Let’s go from head to toe.
LifeBEAM (http://life-beam.com/) makes a Smart Hat. It provides three biometric measures: heart rate, calorie consumption, and cadence/steps.
To be honest – and I haven’t tried the Smart Hat – I can get all of this from my running watch so I’m not sure what a US$99 cap would bring to the party. Besides, like to wear different caps or headbands (I’m a fan of HeadSox) so I’d need several caps.
On the upside, for cyclists it does have ANT compatibility so it would work with many cycling computers.
I’ve reviewed the OMSignal smart shirt and, since that first review, the developers have improved the product through firmware updates to their hardware and their app.
Again, I like to run in different gear depending on the weather, type of run and mood. Some days I prefer to wear bright colours, others I prefer darker.
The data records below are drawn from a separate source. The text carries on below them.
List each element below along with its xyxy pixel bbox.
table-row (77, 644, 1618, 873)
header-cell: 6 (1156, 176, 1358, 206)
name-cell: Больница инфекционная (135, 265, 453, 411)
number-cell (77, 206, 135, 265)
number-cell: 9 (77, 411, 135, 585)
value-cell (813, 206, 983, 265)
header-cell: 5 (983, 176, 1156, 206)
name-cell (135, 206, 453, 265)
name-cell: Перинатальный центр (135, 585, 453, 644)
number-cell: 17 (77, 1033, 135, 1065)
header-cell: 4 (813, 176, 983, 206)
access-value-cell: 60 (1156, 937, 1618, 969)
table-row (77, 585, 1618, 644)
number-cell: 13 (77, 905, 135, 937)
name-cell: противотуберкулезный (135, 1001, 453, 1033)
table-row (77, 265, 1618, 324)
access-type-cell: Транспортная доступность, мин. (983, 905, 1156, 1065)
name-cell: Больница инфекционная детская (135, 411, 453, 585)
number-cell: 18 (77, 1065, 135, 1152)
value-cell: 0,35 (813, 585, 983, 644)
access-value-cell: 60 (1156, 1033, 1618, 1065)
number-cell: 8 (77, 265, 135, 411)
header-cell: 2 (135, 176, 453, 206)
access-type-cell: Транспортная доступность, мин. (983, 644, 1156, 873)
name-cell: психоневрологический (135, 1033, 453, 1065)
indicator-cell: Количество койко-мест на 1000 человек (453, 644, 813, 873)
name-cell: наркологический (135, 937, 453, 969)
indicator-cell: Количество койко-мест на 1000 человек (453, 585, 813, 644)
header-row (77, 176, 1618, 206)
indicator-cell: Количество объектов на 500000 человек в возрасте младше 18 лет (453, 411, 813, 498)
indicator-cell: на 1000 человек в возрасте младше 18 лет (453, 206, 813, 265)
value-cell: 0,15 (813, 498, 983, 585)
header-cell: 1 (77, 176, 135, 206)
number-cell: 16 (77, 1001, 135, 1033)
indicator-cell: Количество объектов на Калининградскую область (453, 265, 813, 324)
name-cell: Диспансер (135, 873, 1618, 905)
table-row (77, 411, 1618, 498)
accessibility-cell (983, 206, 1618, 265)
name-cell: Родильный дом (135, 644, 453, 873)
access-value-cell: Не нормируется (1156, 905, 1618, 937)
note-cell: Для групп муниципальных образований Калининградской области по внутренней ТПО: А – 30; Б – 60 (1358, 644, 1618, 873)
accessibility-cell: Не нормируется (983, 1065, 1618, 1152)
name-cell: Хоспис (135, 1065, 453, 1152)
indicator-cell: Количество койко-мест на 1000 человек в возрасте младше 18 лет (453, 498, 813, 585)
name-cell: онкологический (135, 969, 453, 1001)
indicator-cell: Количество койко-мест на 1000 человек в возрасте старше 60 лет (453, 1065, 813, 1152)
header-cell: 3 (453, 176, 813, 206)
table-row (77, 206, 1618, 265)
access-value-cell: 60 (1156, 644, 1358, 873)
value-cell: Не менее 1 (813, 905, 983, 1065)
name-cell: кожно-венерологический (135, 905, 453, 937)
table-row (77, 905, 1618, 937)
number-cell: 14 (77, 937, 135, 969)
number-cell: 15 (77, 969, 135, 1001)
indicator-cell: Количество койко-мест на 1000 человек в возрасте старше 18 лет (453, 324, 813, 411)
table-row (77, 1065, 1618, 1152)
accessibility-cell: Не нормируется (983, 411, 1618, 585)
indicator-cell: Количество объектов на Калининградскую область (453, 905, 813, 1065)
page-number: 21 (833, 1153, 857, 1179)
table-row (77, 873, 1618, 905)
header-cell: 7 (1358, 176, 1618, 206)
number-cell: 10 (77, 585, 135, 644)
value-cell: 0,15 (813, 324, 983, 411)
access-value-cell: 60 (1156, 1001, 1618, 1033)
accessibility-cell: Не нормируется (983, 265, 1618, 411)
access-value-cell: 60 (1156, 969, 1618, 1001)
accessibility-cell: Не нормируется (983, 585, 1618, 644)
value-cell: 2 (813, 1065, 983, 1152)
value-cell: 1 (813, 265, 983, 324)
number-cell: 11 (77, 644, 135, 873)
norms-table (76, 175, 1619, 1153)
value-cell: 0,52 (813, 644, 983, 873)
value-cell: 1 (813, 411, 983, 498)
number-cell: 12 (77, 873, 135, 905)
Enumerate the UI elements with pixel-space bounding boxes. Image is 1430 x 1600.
And I dress differently for long and short runs – on a short run, I’ll sometimes wear cross training gear or whatever t-shirt is handy – particularly if it’s wash day!.
So, this category is not for me but it makes sense. Many heart rate chest straps can cause chafing so integrating the sensor into a sports bra can be helpful.
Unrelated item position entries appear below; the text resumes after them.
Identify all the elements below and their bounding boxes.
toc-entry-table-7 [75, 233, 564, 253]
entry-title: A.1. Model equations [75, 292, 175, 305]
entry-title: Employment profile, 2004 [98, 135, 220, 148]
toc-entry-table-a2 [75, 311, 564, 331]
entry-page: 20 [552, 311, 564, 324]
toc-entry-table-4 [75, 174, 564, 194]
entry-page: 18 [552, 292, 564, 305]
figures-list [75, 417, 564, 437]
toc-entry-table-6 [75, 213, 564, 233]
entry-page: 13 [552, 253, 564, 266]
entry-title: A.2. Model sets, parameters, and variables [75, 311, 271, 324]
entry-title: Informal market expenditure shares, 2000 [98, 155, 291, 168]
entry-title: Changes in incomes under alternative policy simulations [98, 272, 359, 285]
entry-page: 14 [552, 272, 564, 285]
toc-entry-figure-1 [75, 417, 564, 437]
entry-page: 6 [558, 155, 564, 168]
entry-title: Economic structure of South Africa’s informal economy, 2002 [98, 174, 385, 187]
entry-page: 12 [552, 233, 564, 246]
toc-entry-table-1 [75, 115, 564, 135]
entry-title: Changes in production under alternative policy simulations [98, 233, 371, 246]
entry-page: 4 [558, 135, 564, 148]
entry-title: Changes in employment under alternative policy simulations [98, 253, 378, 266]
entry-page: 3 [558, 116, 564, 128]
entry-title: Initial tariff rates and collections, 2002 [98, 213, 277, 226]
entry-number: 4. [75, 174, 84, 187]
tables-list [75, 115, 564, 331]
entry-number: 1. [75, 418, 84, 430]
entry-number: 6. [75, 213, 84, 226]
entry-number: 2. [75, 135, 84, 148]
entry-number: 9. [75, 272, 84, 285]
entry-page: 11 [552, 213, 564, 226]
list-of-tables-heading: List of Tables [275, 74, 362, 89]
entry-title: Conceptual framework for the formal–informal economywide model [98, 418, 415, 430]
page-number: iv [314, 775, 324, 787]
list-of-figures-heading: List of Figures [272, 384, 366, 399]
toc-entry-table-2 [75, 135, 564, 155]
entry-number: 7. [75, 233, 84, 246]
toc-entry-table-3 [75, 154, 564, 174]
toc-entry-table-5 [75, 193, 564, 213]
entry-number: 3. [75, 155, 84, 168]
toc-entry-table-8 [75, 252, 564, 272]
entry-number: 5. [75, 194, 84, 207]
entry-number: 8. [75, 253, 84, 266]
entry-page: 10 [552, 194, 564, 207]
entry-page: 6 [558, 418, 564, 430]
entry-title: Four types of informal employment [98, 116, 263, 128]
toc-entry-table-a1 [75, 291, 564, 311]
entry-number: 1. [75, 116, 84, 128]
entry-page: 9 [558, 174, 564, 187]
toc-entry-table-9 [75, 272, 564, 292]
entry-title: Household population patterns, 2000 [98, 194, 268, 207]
Not surprisingly, OMSignal has adapted their tech to this category with the OMbra, which will be available in the first half of 2016. And Sensoria Fitness has a sports bra that integrates with their smart socks.
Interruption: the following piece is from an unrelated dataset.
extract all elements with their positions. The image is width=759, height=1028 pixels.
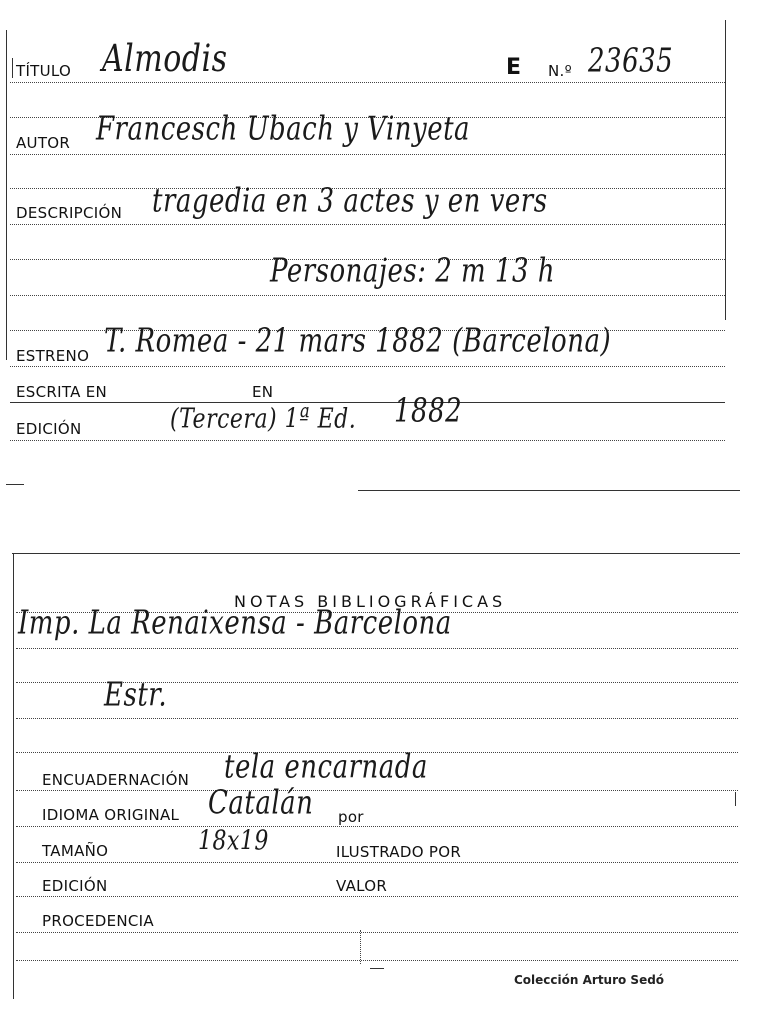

Lumo Run has integrated a sensor band into the waist band of their running shorts. Developed in collaboration with leading sports biomechanics experts at Loughborough University in the UK, The Lumo Run delivers some interesting data. Although cadence, bounce, ground contact time and stride length can either me measured or calculated with some sport watches (the Garmin Forerunner 620 is a good example of a mid to high-end watch that does this), braking and pelvic rotation measures are pretty handy for those trying to extract maximum value from their running effort.
I’m wondering how hard it would be to slip that sensor into the band of my existing shorts.
The full price for the Lumo Run shorts is US$149 for men, The ladies version comes in capris for an extra US$20. There’s an early bird offer at the moment that discounts the full price by US$50.
Yep – even your socks can be smart!.
Sensoria Fitness has smart socks. The socks have sensors on the bottom that transmit data to an anklet that uses Bluetooth to communicate with your smartphone.
Their kit comes with a heart rate monitor and t-shirt for the boys or sports bra for the girls that delivers a bunch of information including what part of your foot is bearing the impact, heart rate, cadence and foot contact time.
At the moment, you need to carry your smartphone with you in order to record the data.
Almost every major sports footwear manufacturer on the planet is researching the use of sensors in shoes. For some time, both Adidas (with the miCoach speed cell) and Nike (with the Nike+ Sports Kit) have modules that are inserted into their shoes although Under Armour announced some smart running shoes, the “record equipped” Gemini 2, at CES in January 2016. These are part of their new Healthbox product range that includes scales, fitness bands and other accessories.
Last year, Chinese company Xiaomi showed off some shoes that deliver data to a compatible app using integrated sensors.